The steady noise of hustled perfection filled the air as our screen door continued to slam. Generations of relatives traveled in and out of our home this particular July morning as the sun beamed through my bedroom window. I sat at the edge of the bed, hand in hand with new daddy-to-be, both soaking in the exciting commotion downstairs. With our heads bowed, we stared at our classy shoes and prayed for our unborn baby. In unity, we whispered "Amen" than released our fears into each other's arms. Both new parents and fearful of the unknown, we laid our trust in God and leaped into parenthood. That afternoon, we celebrated the soon arrival of our first son.
Seven months pregnant and filled with emotions, I remember that particular morning for the clarity and simplicity that still existed. The amount of effort and love that went in to that afternoon merriment was so particularly crafted and detailed, I remember thinking "this is a baby shower fit for a prince." Friends and relatives scheduled and traveled to be a part of this festivity purposely making time for this miracle baby... time basically stopped as we vowed to protect and love our new child.
Four years have passed since that joyful afternoon; countless moments celebrated since. Quickly after being lured into the delivery room for our second son, we established that prayers of well-wishes for our boys was a priority. The oath to protect as parents could not be more serious and yet, we watch headline after headline of children in the media. Our hearts bleed pain as we substitute this happening to one of our own. It could very well be, after all those kids who are missing, abused, molested, bullied or even killed have parents who took the same oath.
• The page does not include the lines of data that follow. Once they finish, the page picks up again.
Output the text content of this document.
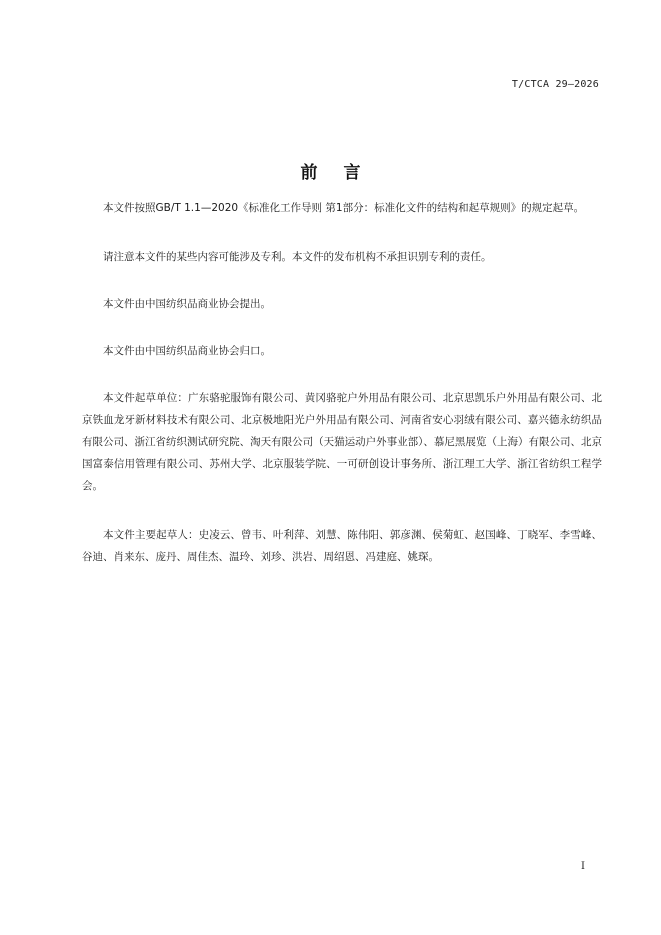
T/CTCA 29—2026
前言

本文件按照GB/T 1.1—2020《标准化工作导则 第1部分：标准化文件的结构和起草规则》的规定起草。

请注意本文件的某些内容可能涉及专利。本文件的发布机构不承担识别专利的责任。

本文件由中国纺织品商业协会提出。

本文件由中国纺织品商业协会归口。

本文件起草单位：广东骆驼服饰有限公司、黄冈骆驼户外用品有限公司、北京思凯乐户外用品有限公司、北京铁血龙牙新材料技术有限公司、北京极地阳光户外用品有限公司、河南省安心羽绒有限公司、嘉兴德永纺织品有限公司、浙江省纺织测试研究院、淘天有限公司（天猫运动户外事业部）、慕尼黑展览（上海）有限公司、北京国富泰信用管理有限公司、苏州大学、北京服装学院、一可研创设计事务所、浙江理工大学、浙江省纺织工程学会。

本文件主要起草人：史凌云、曾韦、叶利萍、刘慧、陈伟阳、郭彦渊、侯菊虹、赵国峰、丁晓军、李雪峰、谷迪、肖来东、庞丹、周佳杰、温玲、刘珍、洪岩、周绍恩、冯建庭、姚琛。

I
The fear a parent feels is more intense than anything that could have scared us before their birth. Our children's pain hurts us 10 times more than them, and we prefer it that way. There is a parental connection I could never comprehend as a child that surprises me still today. I remember days that I'd fall during recess while my father who worked clear across the Hudson in Time Square would stand, feeling my pain. His mentioning this over dinner always stunned me, but now, I know how... because I feel my boys' pain too.
I write this article not to vent about our children, but to breathe life into parents. The daily news frightens me and my effort to trust society. How can we protect our children from events that we have no control over? Who can read this and not respond?
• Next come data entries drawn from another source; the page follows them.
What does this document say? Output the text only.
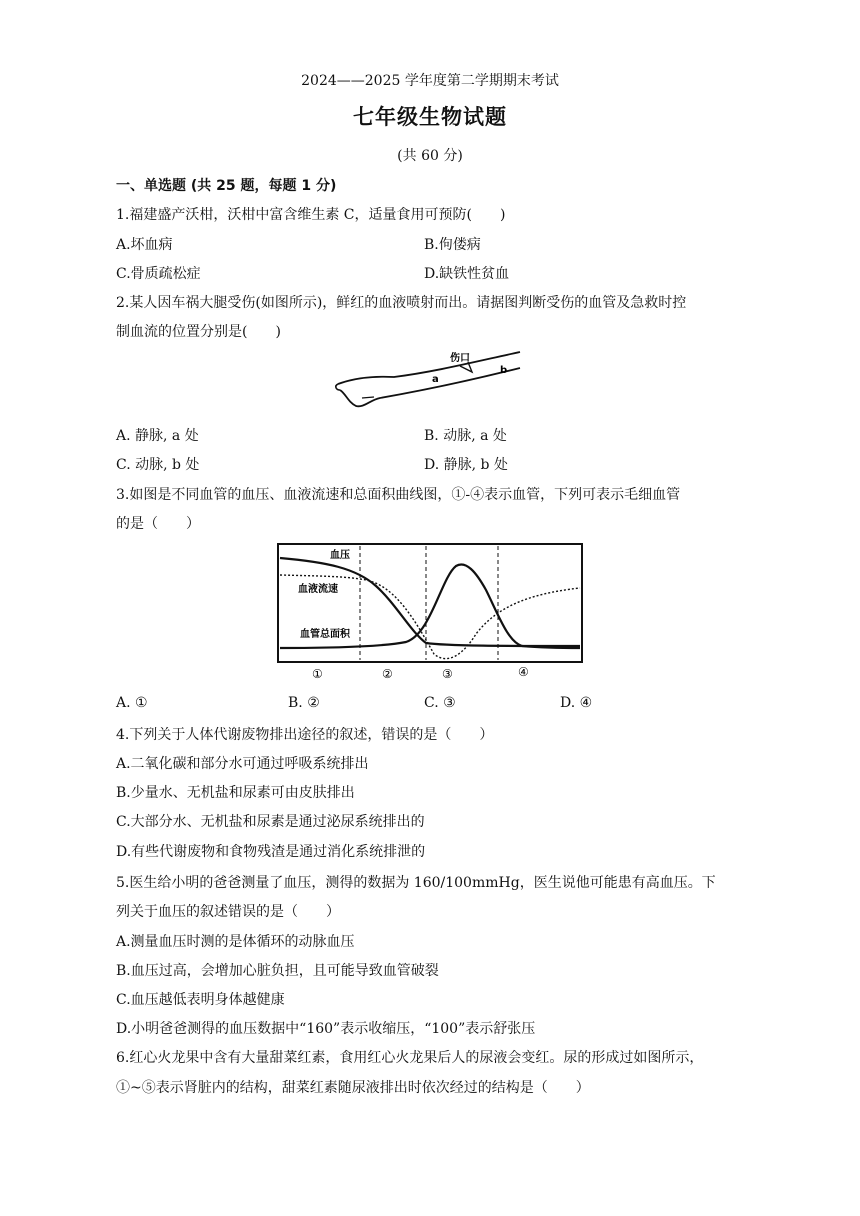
2024——2025 学年度第二学期期末考试
七年级生物试题
(共 60 分)
一、单选题 (共 25 题，每题 1 分)
1.福建盛产沃柑，沃柑中富含维生素 C，适量食用可预防(　　)
A.坏血病	B.佝偻病
C.骨质疏松症	D.缺铁性贫血
2.某人因车祸大腿受伤(如图所示)，鲜红的血液喷射而出。请据图判断受伤的血管及急救时控
制血流的位置分别是(　　)
伤口
a
b
A. 静脉, a 处	B. 动脉, a 处
C. 动脉, b 处	D. 静脉, b 处
3.如图是不同血管的血压、血液流速和总面积曲线图，①-④表示血管，下列可表示毛细血管
的是（　　）
血压
血液流速
血管总面积
①	②	③	④
A. ①	B. ②	C. ③	D. ④
4.下列关于人体代谢废物排出途径的叙述，错误的是（　　）
A.二氧化碳和部分水可通过呼吸系统排出
B.少量水、无机盐和尿素可由皮肤排出
C.大部分水、无机盐和尿素是通过泌尿系统排出的
D.有些代谢废物和食物残渣是通过消化系统排泄的
5.医生给小明的爸爸测量了血压，测得的数据为 160/100mmHg，医生说他可能患有高血压。下
列关于血压的叙述错误的是（　　）
A.测量血压时测的是体循环的动脉血压
B.血压过高，会增加心脏负担，且可能导致血管破裂
C.血压越低表明身体越健康
D.小明爸爸测得的血压数据中“160”表示收缩压，“100”表示舒张压
6.红心火龙果中含有大量甜菜红素，食用红心火龙果后人的尿液会变红。尿的形成过如图所示，
①~⑤表示肾脏内的结构，甜菜红素随尿液排出时依次经过的结构是（　　）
• The Bullying epidemic in our country is at a repulsive rate. Children committing suicide before puberty?
• Domestic violence cases prove children grow up as potential abusers
• Too many unprotected weapons killing innocent children as a result of lack of simple precautions
• Careless chaperones oblivious to a helpless child leaving a secured school consequential in an unsuccessful two-week search
• School-wide shootings victimizing students and teachers
Parents, the oath was real and we do have control. That moment in my bedroom is a dream we all share for our children, the vision of school yards filled with laughter, innocence and opportunity. Defining our role as caregivers at home sets an example for our children and demands boundaries from others. Ask yourself this, "How can I further my commitment to my children and reshape their destiny providing the safety of yours too ?"
Here is my Parental Oath: As a mom, I vow to teach my sons manners, respect and love in my home. I promise to guide them through life understanding their needs and differences. I will provide an open line of communication, trust and safety thus hoping they will carry these lessons through life and reciprocate these valuable lessons on those they encounter. I vow to protect my children and yours.